Cross-examination of an RCMP officer Tuesday dominated the trial of a Riverview man accused of violating New Brunswick's pandemic rules at a grocery store in 2020.
David Robert West is accused of violating the province's Emergency Measures Act by not wearing a mask at the Main Street Superstore in Moncton on Dec. 31, 2020.
West's trial on the grocery store allegation began May 18. West also faces criminal charges that will be the subject of a separate trial at a future date.
Crown prosecutor Logan Landry called a former Superstore employee and the lead RCMP investigator to testify before closing his case.
Tammy Feere was counting customers entering the store. She said a group of four to five "anti-maskers" entered without wearing masks.
"They told me to go f--k off and kept going," Feere said, adding West made the comment.
Feere said another employee pushing carts told the group to put on a mask. She called the store manager and the police were called.
Under cross-examination, Feere said her manager James Walker had told her customers needed to show proof of an exemption. She said she was told proof wasn't required sometime after the incident.
Provincial court Judge Ronald LeBlanc allowed a supporter of West, Eric St-Amand, to speak on his behalf and carry out cross-examination of witnesses as West doesn't have a lawyer.
St-Amand's cross-examination of RCMP Const. Kamil Kalbarczyk took up most of the day.
Kalbarczyk was among several officers who responded and helped arrest West.
The officer said during cross-examination West didn't have a mask exemption and that another member of the group had one that appeared to be fake.
Later after being read his rights, the officer said West spontaneously told him "wearing a mask is bullshit."
The judge repeatedly cautioned St-Amand to stick to the facts of the case as he asked theoretical questions about police and court procedure. The Crown repeatedly objected to questions he said were vague, irrelevant or legal issues the judge would need to decide.

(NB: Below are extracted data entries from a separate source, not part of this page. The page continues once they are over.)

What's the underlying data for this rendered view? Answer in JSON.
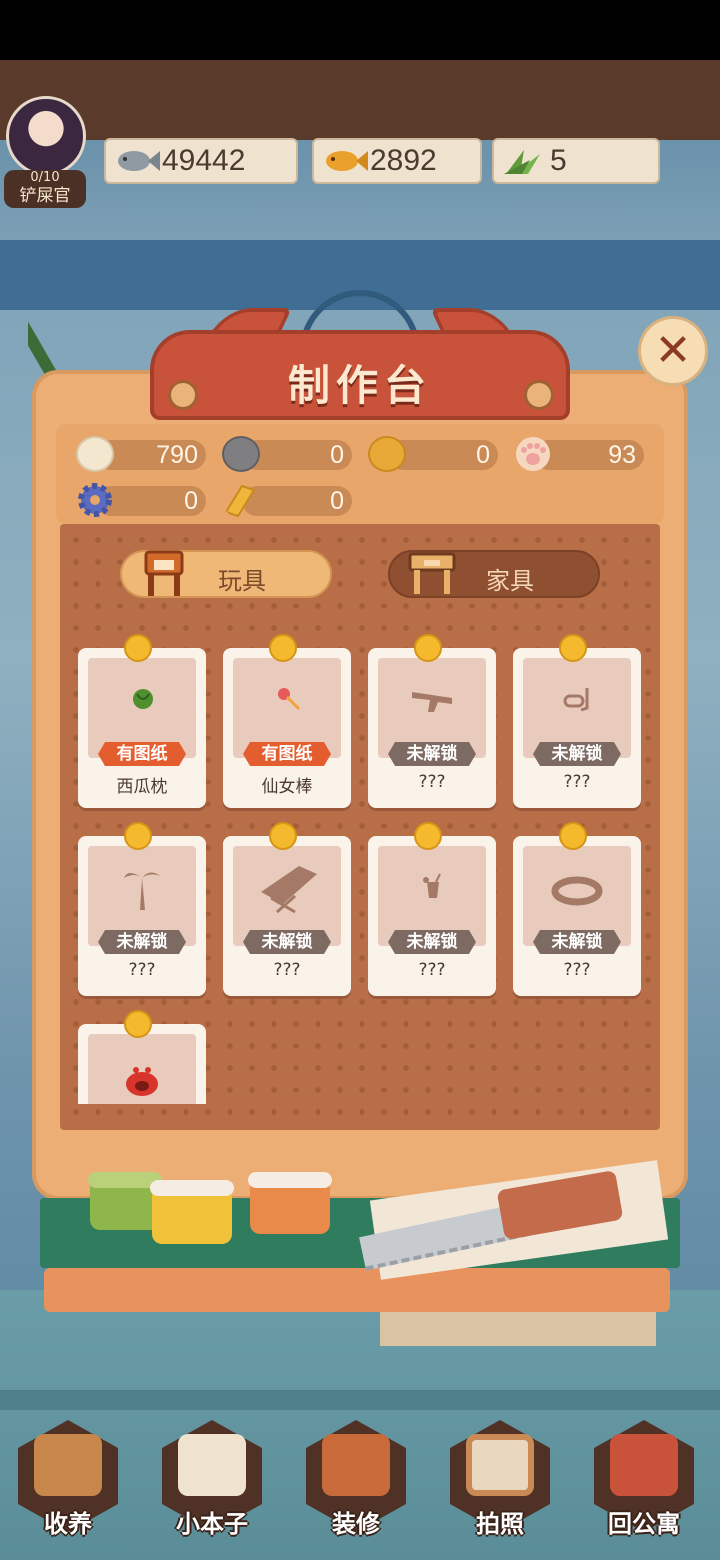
{
  "top_bar": {
    "avatar": {
      "count": "0/10",
      "role": "铲屎官"
    },
    "resources": [
      {
        "icon": "gray-fish-icon",
        "value": "49442",
        "color": "#8f9aa3"
      },
      {
        "icon": "gold-fish-icon",
        "value": "2892",
        "color": "#e9a12c"
      },
      {
        "icon": "grass-icon",
        "value": "5",
        "color": "#5f9a3c"
      }
    ]
  },
  "crafting_table": {
    "title": "制作台",
    "close_icon": "close-icon",
    "materials": [
      {
        "icon": "cotton-icon",
        "value": "790",
        "color": "#f3e7cf"
      },
      {
        "icon": "stone-icon",
        "value": "0",
        "color": "#7f7f82"
      },
      {
        "icon": "bread-icon",
        "value": "0",
        "color": "#e9a938"
      },
      {
        "icon": "paw-icon",
        "value": "93",
        "color": "#f6d7c0"
      },
      {
        "icon": "gear-icon",
        "value": "0",
        "color": "#5b6bc0"
      },
      {
        "icon": "gold-bar-icon",
        "value": "0",
        "color": "#f0b53b"
      }
    ],
    "tabs": [
      {
        "label": "玩具",
        "icon": "stool-icon",
        "active": true
      },
      {
        "label": "家具",
        "icon": "desk-icon",
        "active": false
      }
    ],
    "items": [
      {
        "name": "西瓜枕",
        "status": "有图纸",
        "icon": "watermelon-icon",
        "unlocked": true
      },
      {
        "name": "仙女棒",
        "status": "有图纸",
        "icon": "wand-icon",
        "unlocked": true
      },
      {
        "name": "???",
        "status": "未解锁",
        "icon": "water-gun-icon",
        "unlocked": false
      },
      {
        "name": "???",
        "status": "未解锁",
        "icon": "snorkel-icon",
        "unlocked": false
      },
      {
        "name": "???",
        "status": "未解锁",
        "icon": "palm-tree-icon",
        "unlocked": false
      },
      {
        "name": "???",
        "status": "未解锁",
        "icon": "beach-chair-icon",
        "unlocked": false
      },
      {
        "name": "???",
        "status": "未解锁",
        "icon": "drink-icon",
        "unlocked": false
      },
      {
        "name": "???",
        "status": "未解锁",
        "icon": "swim-ring-icon",
        "unlocked": false
      },
      {
        "name": "",
        "status": "",
        "icon": "crab-icon",
        "unlocked": false
      }
    ]
  },
  "bottom_nav": [
    {
      "label": "收养",
      "icon": "adopt-box-icon"
    },
    {
      "label": "小本子",
      "icon": "notebook-icon"
    },
    {
      "label": "装修",
      "icon": "decorate-brush-icon"
    },
    {
      "label": "拍照",
      "icon": "camera-icon"
    },
    {
      "label": "回公寓",
      "icon": "apartment-icon"
    }
  ]
}
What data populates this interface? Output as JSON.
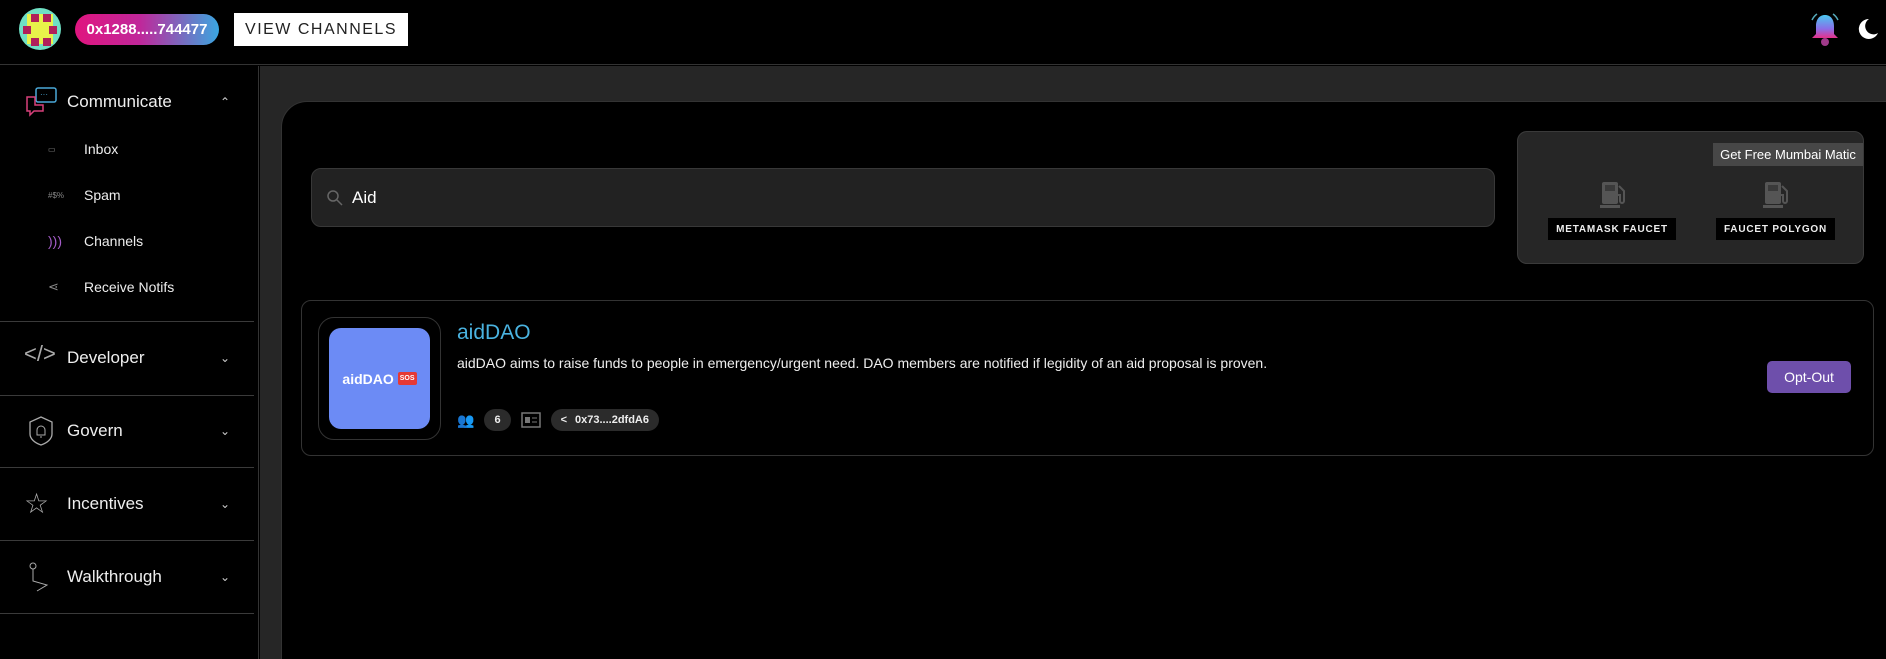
{
  "header": {
    "address": "0x1288.....744477",
    "view_channels_label": "VIEW CHANNELS"
  },
  "sidebar": {
    "communicate": {
      "label": "Communicate",
      "items": [
        {
          "label": "Inbox"
        },
        {
          "label": "Spam",
          "icon_text": "#$%"
        },
        {
          "label": "Channels"
        },
        {
          "label": "Receive Notifs"
        }
      ]
    },
    "sections": [
      {
        "label": "Developer"
      },
      {
        "label": "Govern"
      },
      {
        "label": "Incentives"
      },
      {
        "label": "Walkthrough"
      }
    ]
  },
  "search": {
    "value": "Aid"
  },
  "faucet": {
    "title": "Get Free Mumbai Matic",
    "buttons": [
      "METAMASK FAUCET",
      "FAUCET POLYGON"
    ]
  },
  "channel": {
    "name": "aidDAO",
    "logo_text": "aidDAO",
    "logo_badge": "SOS",
    "description": "aidDAO aims to raise funds to people in emergency/urgent need. DAO members are notified if legidity of an aid proposal is proven.",
    "subscribers": "6",
    "address": "0x73....2dfdA6",
    "action_label": "Opt-Out"
  },
  "colors": {
    "accent": "#6e4fab",
    "title": "#4ab3e0",
    "logo_bg": "#6c8bf5"
  }
}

At one point in the afternoon, St-Amand asked whether people are property and later whether West had been "trespassed."
No statement from accused
St-Amand asked Kalbarczyk why no statements were gathered from West and the group he was with. The officer said other witness statements and store security footage would be enough to prove the charge.
Kalbarczyk asked whether the officer was misinterpreting the law, at which point the Crown objected.
"If you could only get at the point, sir, again you're asking questions that are too vague to answer," the judge said to St-Amand.
After the two witnesses, the Crown closed its case.
St-Amand alleged the store's security footage, played earlier in the trial, was missing some footage and had been edited to remove sections. However, the Crown had already said Superstore had no other footage related to the case.
St-Amand said they intend to call 10 witnesses to testify in West's defence.
The case continues Sept. 13 and 14.
Toward the end of the afternoon, St-Amand said they would need to see paperwork proving Landry, the Crown, was actually a representative of the province's attorney general and that the Queen had delegated authority to Canada's governor general.
The judge rejected those requests.
The trial is among a series of cases involving the same people accused of violating pandemic restrictions in late 2020 and early 2021, slowly moving through provincial court in Moncton.
West and two others from the grocery store case were later arrested at a protest against pandemic restrictions in front of Moncton city hall in January 2021.
His trial, and the trial of Nicholas DeAngelis and Britney Green, related to that incident are also ongoing. At least one judge has suggested in court the rules they allegedly broke may have contravened the Charter of Rights and Freedoms.
DeAngelis and Green are also charged in connection with the Superstore incident, but have yet to stand trial. Both were in court supporting West.